L’anthroposophie est la religion ésotérique fondée par Rudolph Steiner dont les avatars tentaculaires et pseudo-scientifiques infiltrent aussi bien le tissu institutionnel et politique de l’écologie que les milieux de l’agriculture, éducation et médecine alternatives. Son histoire est indissociable du totalitarisme raciste.

 

https://veritesteiner.wordpress.com/2015/11/04/anthroposophie-et-ecofascisme-parpeter-staudenmaier/

Historien et écologiste social, engagé dans le mouvement anarchiste, le mouvement vert, et le mouvement coopératif aux États-Unis et en Allemagne, Peter Staudenmaier est professeur à l’université de Marquette (Wisconsin).

 » En juin 1910, Rudolf Steiner, le fondateur de l’anthroposophie, commença une tournée d’exposés en Norvège par une conférence devant un public nombreux et attentif. Le cycle de conférences était intitulé « La mission des âmes nationales en relation à la mythologie germano-nordique ». Dans les conférences d’Oslo, il présenta sa théorie des « âmes de peuple » ou « nationales » (Volksseelen en allemand, la langue natale de Steiner) et accorda une attention particulière aux questions mystérieuses de « l’esprit nordique ». Les « âmes nationales » de l’Europe du Nord et Centrale appartiennent, expliqua Steiner, aux peuples « germano-nordiques », le groupe ethnique le plus spirituellement avancé du monde, qui avait été à l’avant-garde de la plus élevée des cinq « races- racines » historiques. Cette cinquième race-racine supérieure, raconta Steiner à ses auditeurs d’Oslo, était bien sûr la race « race aryenne ».

Si cette cosmologie particulière semble étrangement similaire aux mythes teutons de Himmler et Hitler, la ressemblance n’est pas fortuite.
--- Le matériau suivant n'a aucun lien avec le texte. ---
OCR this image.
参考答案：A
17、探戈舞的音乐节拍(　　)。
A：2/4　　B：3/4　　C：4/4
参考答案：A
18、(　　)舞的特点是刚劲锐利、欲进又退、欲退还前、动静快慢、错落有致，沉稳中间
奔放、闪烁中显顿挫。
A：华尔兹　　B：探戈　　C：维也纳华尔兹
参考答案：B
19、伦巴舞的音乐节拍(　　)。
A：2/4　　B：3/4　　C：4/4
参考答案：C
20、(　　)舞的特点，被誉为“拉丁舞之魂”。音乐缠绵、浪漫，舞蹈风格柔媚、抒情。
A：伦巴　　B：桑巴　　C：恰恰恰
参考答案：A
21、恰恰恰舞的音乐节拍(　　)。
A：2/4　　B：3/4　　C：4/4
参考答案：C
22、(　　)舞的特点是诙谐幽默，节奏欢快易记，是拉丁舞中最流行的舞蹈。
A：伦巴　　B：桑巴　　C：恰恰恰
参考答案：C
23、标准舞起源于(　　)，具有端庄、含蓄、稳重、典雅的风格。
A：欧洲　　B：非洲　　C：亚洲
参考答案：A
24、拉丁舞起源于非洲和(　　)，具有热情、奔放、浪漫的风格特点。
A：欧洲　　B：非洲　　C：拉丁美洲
L’anthroposophie et le national socialisme ont tous deux des racines profondes dans la confluence des nationalismes, populismes de droite, romantismes proto-environnementalistes, et spiritualismes ésotériques qui caractérisaient une grande partie de la culture allemande et autrichienne à la fin du dix-neuvième siècle. Mais le lien entre la pseudo-religion stratifiée racialement et la montée des nazis va bien au-delà de simples parallèles philosophiques. L’anthroposophie a eu une influence concrète sur l’« aile verte » du fascisme allemand. En outre, la politique réelle de Steiner et de ses disciples a toujours montré une ligne profondément réactionnaire.

Pourquoi l’anthroposophie, en dépit de ses éléments racistes évidents et son passé de compromission, continue-t-elle à jouir d’une réputation progressiste, tolérante, éclairée et écologique ? Les détails des enseignements de Steiner ne sont pas bien connus en dehors du mouvement anthroposophique, et dans ce mouvement la longue histoire de l’implication idéologique dans le fascisme est en général refoulée ou carrément niée. De plus, de nombreux anthroposophes ont individuellement gagné du respect pour leur travail dans l’éducation alternative, dans l’agriculture biologique, et dans le mouvement écologiste. Néanmoins, il est regrettable que la collaboration anthroposophique avec une racine spécifiquement “écologiste” du fascisme persiste au XXIe siècle.

Les groupes anthroposophiques organisés sont souvent mieux connus à travers leur vaste réseau d’institutions publiques. Les plus populaires d’entre elles sont probablement le mouvement des écoles Waldorf, avec des centaines d’écoles dans le monde, suivi par le mouvement d’agriculture biodynamique, qui est particulièrement actif en Allemagne et aux États-Unis. D’autres entreprises anthroposophiques bien connues comprennent les produits cosmétiques et pharmaceutiques Weleda et le label Demeter pour les produits alimentaires sains. La communauté nouvel-âge de Findhorn en Écosse possède aussi une forte composante anthroposophique. Les anthroposophes ont joué un rôle important dans le développement des Verts allemands et l’ancien ministre de l’intérieur allemand, Otto Schilly, un des plus importants fondateurs des Verts, est un anthroposophe.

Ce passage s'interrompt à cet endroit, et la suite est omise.